I apologize for the ramblings.  If you are still with me, I have to close with this.  If this post has done nothing for you but take up lots of minutes of your day, I'm sorry-- but it has been therapeutic for me.  So I close with part of Hebrews 12.  Emphasis added, by me.

 1Therefore, since we are surrounded by such a great cloud of witnesses, let us throw off everything that hinders and the sin that so easily entangles, and let us run with perseverance the race marked out for us. 2Let us fix our eyes on Jesus, the author and perfecter of our faith, who for the joy set before him endured the cross, scorning its shame, and sat down at the right hand of the throne of God. 3Consider him who endured such opposition from sinful men, so that you will not grow weary and lose heart.
 4In your struggle against sin, you have not yet resisted to the point of shedding your blood. 5And you have forgotten that word of encouragement that addresses you as sons:
   "My son, do not make light of the Lord's discipline,
      and do not lose heart when he rebukes you,
 6because the Lord disciplines those he loves,
      and he punishes everyone he accepts as a son."[a]
 7Endure hardship as discipline; God is treating you as sons. For what son is not disciplined by his father? 8If you are not disciplined (and everyone undergoes discipline), then you are illegitimate children and not true sons. 9Moreover, we have all had human fathers who disciplined us and we respected them for it. How much more should we submit to the Father of our spirits and live! 10Our fathers disciplined us for a little while as they thought best; but God disciplines us for our good, that we may share in his holiness. 11No discipline seems pleasant at the time, but painful. Later on, however, it produces a harvest of righteousness and peace for those who have been trained by it.
 12Therefore, strengthen your feeble arms and weak knees. 13"Make level paths for your feet,"[b] so that the lame may not be disabled, but rather healed.
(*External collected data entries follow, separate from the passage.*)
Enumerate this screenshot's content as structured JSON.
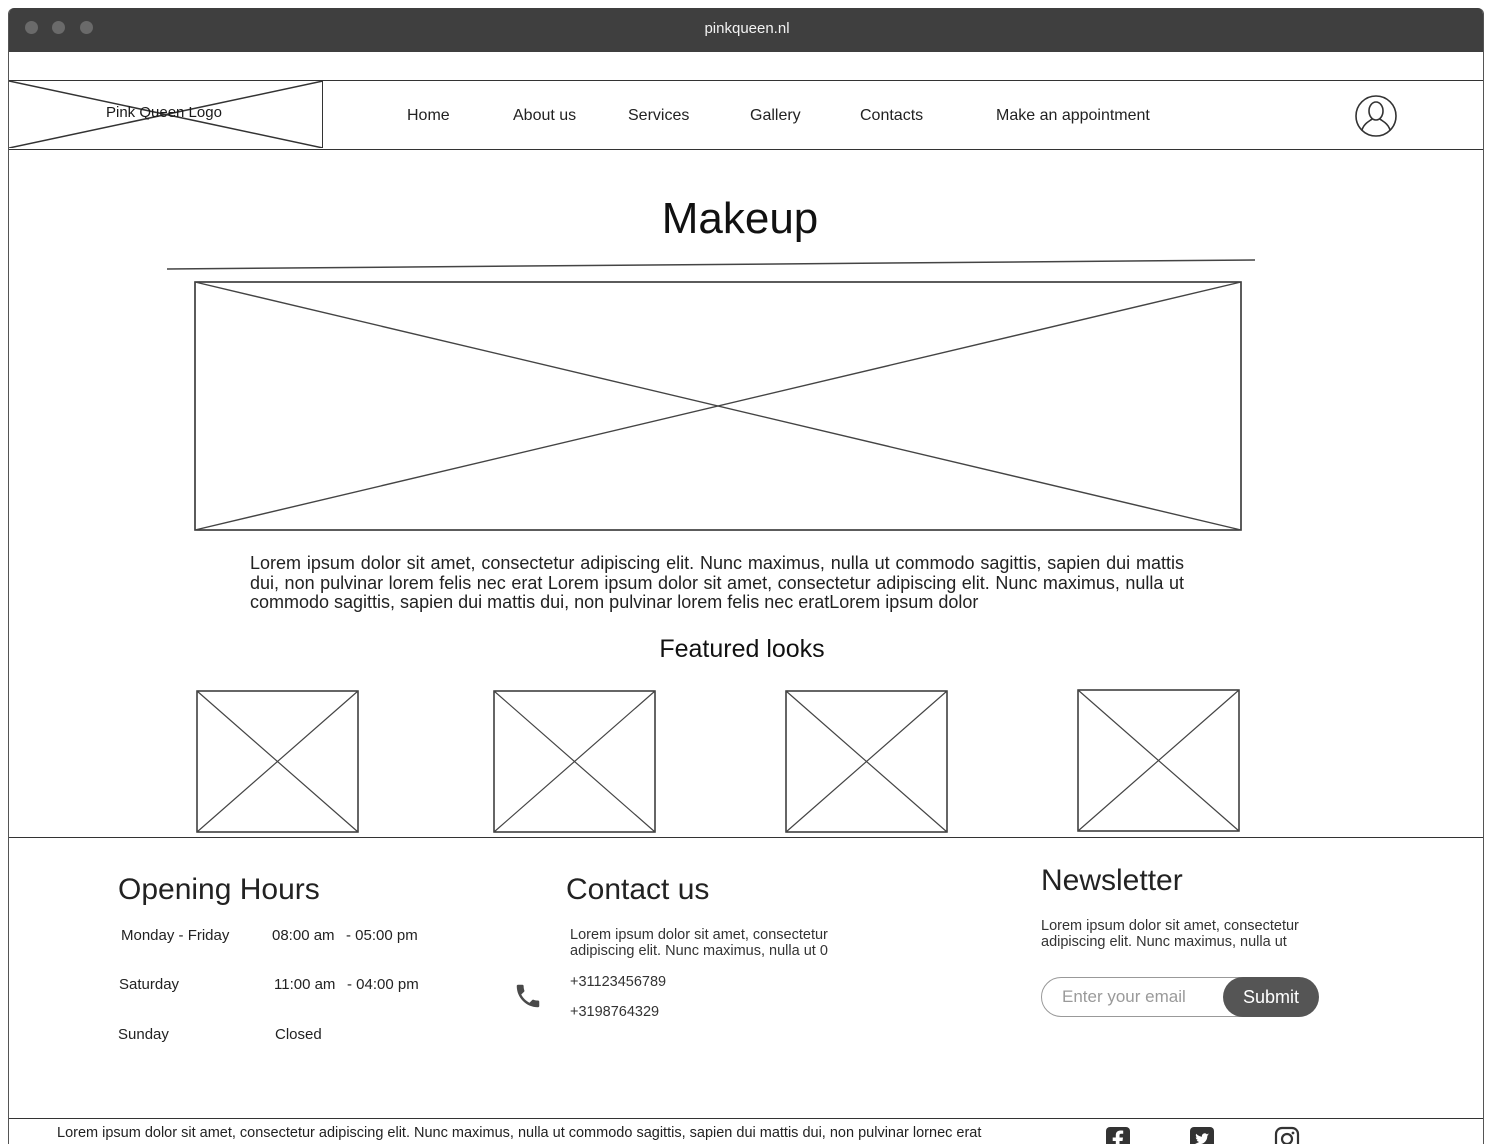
{
  "browser": {
    "url": "pinkqueen.nl"
  },
  "header": {
    "logo_text": "Pink Queen Logo",
    "nav": [
      "Home",
      "About us",
      "Services",
      "Gallery",
      "Contacts",
      "Make an appointment"
    ],
    "user_icon": "user-icon"
  },
  "main": {
    "title": "Makeup",
    "intro": "Lorem ipsum dolor sit amet, consectetur adipiscing elit. Nunc maximus, nulla ut commodo sagittis, sapien dui mattis dui, non pulvinar lorem felis nec erat Lorem ipsum dolor sit amet, consectetur adipiscing elit. Nunc maximus, nulla ut commodo sagittis, sapien dui mattis dui, non pulvinar lorem felis nec eratLorem ipsum dolor",
    "featured_heading": "Featured looks"
  },
  "footer": {
    "opening_hours": {
      "heading": "Opening Hours",
      "rows": [
        {
          "day": "Monday - Friday",
          "open": "08:00 am",
          "close": "- 05:00 pm"
        },
        {
          "day": "Saturday",
          "open": "11:00 am",
          "close": "- 04:00 pm"
        },
        {
          "day": "Sunday",
          "open": "Closed",
          "close": ""
        }
      ]
    },
    "contact": {
      "heading": "Contact us",
      "text_line1": "Lorem ipsum dolor sit amet, consectetur",
      "text_line2": "adipiscing elit. Nunc maximus, nulla ut 0",
      "phones": [
        "+31123456789",
        "+3198764329"
      ]
    },
    "newsletter": {
      "heading": "Newsletter",
      "text_line1": "Lorem ipsum dolor sit amet, consectetur",
      "text_line2": "adipiscing elit. Nunc maximus, nulla ut",
      "email_placeholder": "Enter your email",
      "submit_label": "Submit"
    },
    "bottom_text": "Lorem ipsum dolor sit amet, consectetur adipiscing elit. Nunc maximus, nulla ut commodo sagittis, sapien dui mattis dui, non pulvinar lornec erat",
    "social_icons": [
      "facebook-icon",
      "twitter-icon",
      "instagram-icon"
    ]
  }
}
In no way do I think Ridge's disease is a punishment from God.  But I do think this hardship, and others we are facing *some of which are probably discipline from God*, is a way to test our faith.  It is a way to be taken through the fire and emerge more whole than before. 
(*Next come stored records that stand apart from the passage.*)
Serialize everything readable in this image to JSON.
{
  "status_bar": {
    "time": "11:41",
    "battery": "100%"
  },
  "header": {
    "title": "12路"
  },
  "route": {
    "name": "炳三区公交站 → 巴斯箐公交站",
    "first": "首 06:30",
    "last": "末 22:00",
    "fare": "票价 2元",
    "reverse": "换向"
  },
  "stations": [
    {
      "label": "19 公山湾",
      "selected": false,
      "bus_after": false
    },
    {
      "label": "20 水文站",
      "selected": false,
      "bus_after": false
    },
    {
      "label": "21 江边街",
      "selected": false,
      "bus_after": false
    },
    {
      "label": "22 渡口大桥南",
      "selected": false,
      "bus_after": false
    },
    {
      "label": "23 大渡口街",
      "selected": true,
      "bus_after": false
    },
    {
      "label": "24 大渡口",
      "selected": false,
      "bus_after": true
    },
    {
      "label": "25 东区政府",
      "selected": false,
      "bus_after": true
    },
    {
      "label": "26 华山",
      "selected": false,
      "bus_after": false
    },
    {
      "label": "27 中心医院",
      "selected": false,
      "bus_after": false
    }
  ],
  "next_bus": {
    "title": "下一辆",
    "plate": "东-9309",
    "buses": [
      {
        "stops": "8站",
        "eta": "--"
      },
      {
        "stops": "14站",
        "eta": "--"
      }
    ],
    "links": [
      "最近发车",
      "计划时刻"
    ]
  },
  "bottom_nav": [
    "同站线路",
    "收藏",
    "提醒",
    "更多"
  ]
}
It's a beautiful day here today.  A beautiful day...to run down the aisle and run and run and run in sweet fellowship with the King.

1 comment:

RainOnMe said...

Thank you for this blog. You would never know it unless I told you, so now I am telling you- I needed this and I will share it with my husband because we have been praying for revelation as to some things we have been going through and I feel that part of it was revealed to me through the words that God gave you here. Sorry if I am rambling, just thanks for your honesty and your blog.